One chain that seems potentially poised to benefit is Chop’t Creative Salad Company, a D.C. and New York chain that’s a personal lunchtime favorite of mine and sells what some would consider outrageously expensive salads. When I asked founder Tony Shure about the new law last week, he wasn’t incredibly eager to engage, noting that “very few people find politics appetizing,” an allusion to the significant backlash against restaurateurs who’ve been whining about higher labor costs as a result of the Affordable Care Act. But he did say that “the days of secret sauce are over,” and clearly health-conscious consumers are an important part of their market.

Still, salads are a very small part of the chain restaurant industry. Sweetgreen, a rival salad company, has 15 locations in the D.C. and Philadelphia areas and offers slightly smaller salads. Mix’t Greens, with a somewhat higher price point, withdrew from the East Coast but seems to be doing all right in California. Even Freshii—the most aggressively expansionist of the salad chains—has just more than 30 U.S. locations.

But the giants that dominate the chain restaurant market are adjusting to menu labeling, too. McDonalds, smartly, decided to get ahead of the curve by launching menu labeling even before the election so the company could start the learning process before the competition. They’re also touting a “Favorites Under 400” list of low-calorie options. Tellingly, packaged-food giant Unilever promoted a Seductive Nutrition Challenge over the summer to encourage restaurateurs to try to reformulate existing menu favorites into lower-calorie versions.

These upstream impacts on business thinking are important because most studies of consumer behavior show that the menu information per se causes only small changes in consumer decision-making in either adults or children.

Historically, a big difference between home cooking and dining out is the opacity of the production process. That means a major competitive advantage in the food game is finding ways to pack more cheap, unhealthful fats into foods than people would be comfortable deliberately serving themselves. Whole menus and franchises have been built around this, and just putting the numbers on the wall doesn’t change that. But chain restaurants are the factories of our time, and with new rules they’ll have reason to turn their R&D departments to the task of developing healthier options. And if the McDonaldses and Pizza Huts of the world can’t find a way to adapt, they’re potentially vulnerable to disruption by the handful of chains who’ve already hit the ground running with concepts that are more health-friendly.

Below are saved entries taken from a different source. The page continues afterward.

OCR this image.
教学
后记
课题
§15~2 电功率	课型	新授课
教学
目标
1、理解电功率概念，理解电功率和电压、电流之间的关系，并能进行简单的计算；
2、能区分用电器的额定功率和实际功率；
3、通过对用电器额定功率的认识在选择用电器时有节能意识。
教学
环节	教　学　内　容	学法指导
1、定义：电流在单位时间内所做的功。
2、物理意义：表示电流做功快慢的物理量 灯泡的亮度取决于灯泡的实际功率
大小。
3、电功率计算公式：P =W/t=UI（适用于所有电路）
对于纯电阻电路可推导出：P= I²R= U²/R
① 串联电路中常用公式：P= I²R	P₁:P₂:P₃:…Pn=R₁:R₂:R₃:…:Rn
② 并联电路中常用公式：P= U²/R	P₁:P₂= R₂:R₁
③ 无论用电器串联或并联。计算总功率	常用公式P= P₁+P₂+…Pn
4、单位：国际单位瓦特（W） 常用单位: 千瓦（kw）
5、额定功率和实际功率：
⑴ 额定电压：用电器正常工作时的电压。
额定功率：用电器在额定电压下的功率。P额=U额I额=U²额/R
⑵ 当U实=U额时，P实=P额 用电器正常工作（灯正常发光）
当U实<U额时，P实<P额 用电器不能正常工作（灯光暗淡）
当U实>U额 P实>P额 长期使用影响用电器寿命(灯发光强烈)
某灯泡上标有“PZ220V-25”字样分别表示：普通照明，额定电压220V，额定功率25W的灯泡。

There’s no guarantee, but if positive change does come to people’s eating habits, that will be the mechanism. Efforts like Slow Food USA or Mother Jones food writer Tom Philpot’s dictum that “from-scratch cooking is absolutely the most powerful tool we have for improving our diets and resisting the food industry’s most awful offerings” are patently unrealistic.

Many people, myself included, enjoy cooking as a hobby. And it’s common for mass production to coexist indefinitely alongside artisanal methods or hobbies. Neither knitting nor custom-built furniture has vanished from the landscape, but home production of these items isn’t economically significant. Living standards improve because mass producers get better at making things, not because people turn backward to inefficient small-scale methods. Eating is no different. If the worst of fast food is replaced by anything, it will be better fast food. Companies are out there trying to make it happen, and so far they’re succeeding in niche markets. Policies forcing more and more obvious disclosure of nutritional information should help the process along by at least creating a situation where firms that succeed in designing more healthful options have a way to credibly turn that into a business advantage.

It very well might not work. But diet and nutrition are arguably more important drivers of health than health care per se, and almost all of us eat more often than we see the doctor. So if a changing regulatory environment does encourage shifts in business models, this relatively undebated element of the new health care law could end up being one of the most significant.